Unfallverhütungsvorschriften – UVV

Aus Flottenlexikon

Die Unfallverhütungsvorschriften (UVV) stellen die für jedes Unternehmen und jeden Versicherten verbindliche Pflichten bezüglich Sicherheit und Gesundheitsschutz am Arbeitsplatz dar.
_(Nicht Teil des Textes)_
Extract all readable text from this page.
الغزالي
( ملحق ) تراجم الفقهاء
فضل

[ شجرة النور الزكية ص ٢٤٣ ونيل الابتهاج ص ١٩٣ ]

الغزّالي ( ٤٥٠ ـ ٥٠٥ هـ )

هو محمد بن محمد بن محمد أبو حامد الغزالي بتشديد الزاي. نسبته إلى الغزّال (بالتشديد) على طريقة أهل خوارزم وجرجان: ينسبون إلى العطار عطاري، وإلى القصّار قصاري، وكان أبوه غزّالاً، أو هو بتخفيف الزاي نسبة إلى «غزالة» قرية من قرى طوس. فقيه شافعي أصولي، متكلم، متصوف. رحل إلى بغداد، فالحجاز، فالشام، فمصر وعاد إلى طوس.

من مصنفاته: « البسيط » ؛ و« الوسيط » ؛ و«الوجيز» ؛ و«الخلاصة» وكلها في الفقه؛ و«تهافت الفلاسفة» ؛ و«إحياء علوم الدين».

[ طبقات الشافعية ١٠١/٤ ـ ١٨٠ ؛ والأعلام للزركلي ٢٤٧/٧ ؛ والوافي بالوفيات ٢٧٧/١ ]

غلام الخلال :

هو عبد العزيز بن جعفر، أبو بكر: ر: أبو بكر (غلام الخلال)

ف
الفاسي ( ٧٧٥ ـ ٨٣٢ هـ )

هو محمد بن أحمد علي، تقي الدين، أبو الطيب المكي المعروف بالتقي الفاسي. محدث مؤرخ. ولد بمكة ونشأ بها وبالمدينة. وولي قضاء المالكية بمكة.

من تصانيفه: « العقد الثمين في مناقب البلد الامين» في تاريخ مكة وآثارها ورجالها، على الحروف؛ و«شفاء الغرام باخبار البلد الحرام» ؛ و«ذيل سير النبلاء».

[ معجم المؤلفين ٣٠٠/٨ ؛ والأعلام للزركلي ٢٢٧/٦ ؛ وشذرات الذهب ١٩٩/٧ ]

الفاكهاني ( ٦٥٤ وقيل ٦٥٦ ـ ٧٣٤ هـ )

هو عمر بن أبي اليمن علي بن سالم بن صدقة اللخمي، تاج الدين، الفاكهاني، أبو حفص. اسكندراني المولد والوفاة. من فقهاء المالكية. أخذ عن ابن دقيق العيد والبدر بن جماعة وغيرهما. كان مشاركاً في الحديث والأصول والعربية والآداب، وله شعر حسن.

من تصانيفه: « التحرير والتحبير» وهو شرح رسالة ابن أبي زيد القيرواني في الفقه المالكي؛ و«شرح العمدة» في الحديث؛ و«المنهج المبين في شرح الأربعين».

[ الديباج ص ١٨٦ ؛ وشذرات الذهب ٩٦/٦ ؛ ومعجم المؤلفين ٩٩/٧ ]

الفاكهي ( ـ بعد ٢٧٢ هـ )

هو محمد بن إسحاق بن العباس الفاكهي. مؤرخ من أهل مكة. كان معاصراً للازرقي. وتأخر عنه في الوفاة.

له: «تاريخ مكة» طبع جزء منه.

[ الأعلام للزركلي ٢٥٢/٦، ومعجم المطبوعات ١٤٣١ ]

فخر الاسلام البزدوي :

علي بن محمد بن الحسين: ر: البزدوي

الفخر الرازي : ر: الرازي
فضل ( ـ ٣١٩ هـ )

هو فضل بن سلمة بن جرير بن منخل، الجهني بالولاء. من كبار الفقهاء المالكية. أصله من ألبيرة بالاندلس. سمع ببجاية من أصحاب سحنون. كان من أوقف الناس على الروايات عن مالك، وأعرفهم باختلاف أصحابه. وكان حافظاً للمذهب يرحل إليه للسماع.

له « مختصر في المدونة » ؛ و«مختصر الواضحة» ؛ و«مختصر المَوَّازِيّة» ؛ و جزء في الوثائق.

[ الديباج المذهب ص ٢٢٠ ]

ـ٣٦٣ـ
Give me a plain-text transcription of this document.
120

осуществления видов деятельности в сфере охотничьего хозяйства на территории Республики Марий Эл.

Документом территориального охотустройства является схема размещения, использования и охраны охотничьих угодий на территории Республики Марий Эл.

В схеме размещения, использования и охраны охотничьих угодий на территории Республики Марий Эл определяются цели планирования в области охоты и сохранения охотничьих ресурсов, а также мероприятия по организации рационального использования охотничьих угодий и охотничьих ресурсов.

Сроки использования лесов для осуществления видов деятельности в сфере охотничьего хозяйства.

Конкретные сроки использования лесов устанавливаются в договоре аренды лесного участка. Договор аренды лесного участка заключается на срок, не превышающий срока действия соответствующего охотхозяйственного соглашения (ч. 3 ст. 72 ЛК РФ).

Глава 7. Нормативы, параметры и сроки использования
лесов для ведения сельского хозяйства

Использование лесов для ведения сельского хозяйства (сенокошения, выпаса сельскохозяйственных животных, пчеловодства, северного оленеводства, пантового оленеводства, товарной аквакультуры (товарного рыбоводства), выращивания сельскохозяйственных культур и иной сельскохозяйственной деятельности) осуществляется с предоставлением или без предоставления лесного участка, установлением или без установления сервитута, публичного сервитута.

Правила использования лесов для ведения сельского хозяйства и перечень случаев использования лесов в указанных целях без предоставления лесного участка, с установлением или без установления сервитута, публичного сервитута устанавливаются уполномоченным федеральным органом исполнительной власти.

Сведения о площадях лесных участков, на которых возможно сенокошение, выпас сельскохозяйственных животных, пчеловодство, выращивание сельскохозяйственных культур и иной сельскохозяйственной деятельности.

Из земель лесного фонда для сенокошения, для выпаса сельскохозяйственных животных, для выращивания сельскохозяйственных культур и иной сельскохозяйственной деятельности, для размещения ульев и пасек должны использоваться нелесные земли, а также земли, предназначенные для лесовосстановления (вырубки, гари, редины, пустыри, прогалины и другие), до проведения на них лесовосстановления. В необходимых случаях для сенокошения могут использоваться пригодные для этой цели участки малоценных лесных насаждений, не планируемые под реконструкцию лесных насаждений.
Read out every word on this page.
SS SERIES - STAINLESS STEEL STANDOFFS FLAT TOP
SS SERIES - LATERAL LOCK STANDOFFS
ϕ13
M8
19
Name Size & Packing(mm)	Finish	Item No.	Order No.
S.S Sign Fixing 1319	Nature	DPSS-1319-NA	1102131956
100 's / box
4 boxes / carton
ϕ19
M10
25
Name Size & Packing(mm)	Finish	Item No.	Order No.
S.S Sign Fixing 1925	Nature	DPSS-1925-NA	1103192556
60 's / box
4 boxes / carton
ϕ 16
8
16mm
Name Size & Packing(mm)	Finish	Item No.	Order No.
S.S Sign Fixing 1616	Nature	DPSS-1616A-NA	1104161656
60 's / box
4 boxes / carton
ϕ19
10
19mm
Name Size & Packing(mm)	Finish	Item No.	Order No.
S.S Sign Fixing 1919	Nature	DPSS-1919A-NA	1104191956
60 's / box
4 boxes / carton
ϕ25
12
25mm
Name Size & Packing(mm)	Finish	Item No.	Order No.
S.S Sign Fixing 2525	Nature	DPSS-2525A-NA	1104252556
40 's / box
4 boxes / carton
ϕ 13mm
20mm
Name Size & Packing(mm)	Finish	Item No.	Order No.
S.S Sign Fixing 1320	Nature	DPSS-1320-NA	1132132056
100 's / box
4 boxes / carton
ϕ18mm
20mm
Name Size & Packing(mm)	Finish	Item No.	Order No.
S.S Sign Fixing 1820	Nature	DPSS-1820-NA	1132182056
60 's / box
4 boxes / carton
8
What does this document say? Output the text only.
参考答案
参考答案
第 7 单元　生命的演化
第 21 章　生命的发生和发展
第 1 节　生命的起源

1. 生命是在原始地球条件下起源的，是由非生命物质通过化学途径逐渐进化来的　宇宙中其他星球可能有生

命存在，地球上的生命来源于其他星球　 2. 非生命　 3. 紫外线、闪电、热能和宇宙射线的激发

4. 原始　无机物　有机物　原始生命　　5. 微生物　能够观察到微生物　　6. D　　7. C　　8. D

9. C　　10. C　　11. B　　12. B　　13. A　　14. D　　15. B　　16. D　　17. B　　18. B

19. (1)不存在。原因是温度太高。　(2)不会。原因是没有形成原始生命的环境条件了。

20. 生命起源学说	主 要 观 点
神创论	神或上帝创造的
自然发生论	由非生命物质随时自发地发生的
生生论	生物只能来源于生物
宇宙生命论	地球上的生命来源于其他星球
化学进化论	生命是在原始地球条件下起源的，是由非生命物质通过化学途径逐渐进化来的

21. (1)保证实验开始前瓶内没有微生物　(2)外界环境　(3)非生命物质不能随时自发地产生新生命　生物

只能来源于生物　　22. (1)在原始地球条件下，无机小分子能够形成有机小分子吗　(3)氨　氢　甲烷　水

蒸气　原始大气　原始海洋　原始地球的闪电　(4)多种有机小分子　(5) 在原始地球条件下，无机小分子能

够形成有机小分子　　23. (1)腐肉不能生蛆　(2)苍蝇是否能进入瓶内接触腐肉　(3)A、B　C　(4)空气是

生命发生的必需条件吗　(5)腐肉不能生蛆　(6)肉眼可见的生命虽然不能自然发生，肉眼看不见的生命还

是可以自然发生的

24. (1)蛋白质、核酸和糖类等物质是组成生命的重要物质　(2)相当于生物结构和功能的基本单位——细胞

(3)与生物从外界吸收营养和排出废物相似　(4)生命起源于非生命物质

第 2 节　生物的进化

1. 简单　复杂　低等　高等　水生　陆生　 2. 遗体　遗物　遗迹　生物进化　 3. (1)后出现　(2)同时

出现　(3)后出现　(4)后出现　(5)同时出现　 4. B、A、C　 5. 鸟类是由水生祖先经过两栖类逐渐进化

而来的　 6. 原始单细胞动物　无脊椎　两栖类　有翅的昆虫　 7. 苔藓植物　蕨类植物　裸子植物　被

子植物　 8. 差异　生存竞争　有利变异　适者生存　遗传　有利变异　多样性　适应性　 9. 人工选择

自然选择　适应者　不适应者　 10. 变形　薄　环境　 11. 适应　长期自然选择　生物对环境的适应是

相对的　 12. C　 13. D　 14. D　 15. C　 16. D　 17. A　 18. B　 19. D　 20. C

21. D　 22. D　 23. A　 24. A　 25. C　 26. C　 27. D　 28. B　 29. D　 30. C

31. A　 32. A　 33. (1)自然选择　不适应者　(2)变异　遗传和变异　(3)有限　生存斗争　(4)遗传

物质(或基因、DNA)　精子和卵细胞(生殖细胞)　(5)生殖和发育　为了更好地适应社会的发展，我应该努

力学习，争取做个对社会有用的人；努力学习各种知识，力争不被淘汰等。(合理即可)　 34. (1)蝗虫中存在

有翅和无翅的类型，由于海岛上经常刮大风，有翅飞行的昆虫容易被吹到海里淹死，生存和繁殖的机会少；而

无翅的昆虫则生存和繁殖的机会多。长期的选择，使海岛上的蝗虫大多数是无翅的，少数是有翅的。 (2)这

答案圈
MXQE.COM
Die Berufsgenossenschaften (BG) erlassen als Träger der gesetzlichen Unfallversicherung nach § 15 dem Sozialgesetzbuch VII die Unfallverhütungsvorschriften (BGV, früher UVV), die jedoch vom Bundesministerium für Arbeit und Soziales genehmigt werden müssen.

Quelle: www.flotte.de

In unserem Downloadarchiv finden Sie einige Musterchecklisten für die UVV Prüfung von Fahrzeugen

§ 57 Prüfung

(1) Der Unternehmer hat Fahrzeuge bei Bedarf, mindestens jedoch einmal jährlich, durch einen Sachkundigen auf ihren betriebssicheren Zustand prüfen zu lassen.

(2) Die Ergebnisse der Prüfung nach Absatz 1 sind schriftlich niederzulegen und mindestens bis zur nächsten Prüfung aufzubewahren.

Zu § 57 Abs. 1:

Für die Prüfung von Fahrzeugen bestehen besondere Grundsätze; siehe BG-Grundsatz „Prü­fung von Fahrzeugen durch Sachkundige“ (BGG 916). 78 BGV D29

Die Prüfung des betriebssicheren Zustandes durch den Sachkundigen umfasst sowohl den verkehrssicheren als auch den arbeitssicheren Zustand des Fahrzeuges.

Die Prüfung des verkehrssicheren Zustandes des Fahrzeuges ist auch erbracht, wenn ein mängelfreies Ergebnis einer Sachverständigenprüfung nach der StVZO vorliegt.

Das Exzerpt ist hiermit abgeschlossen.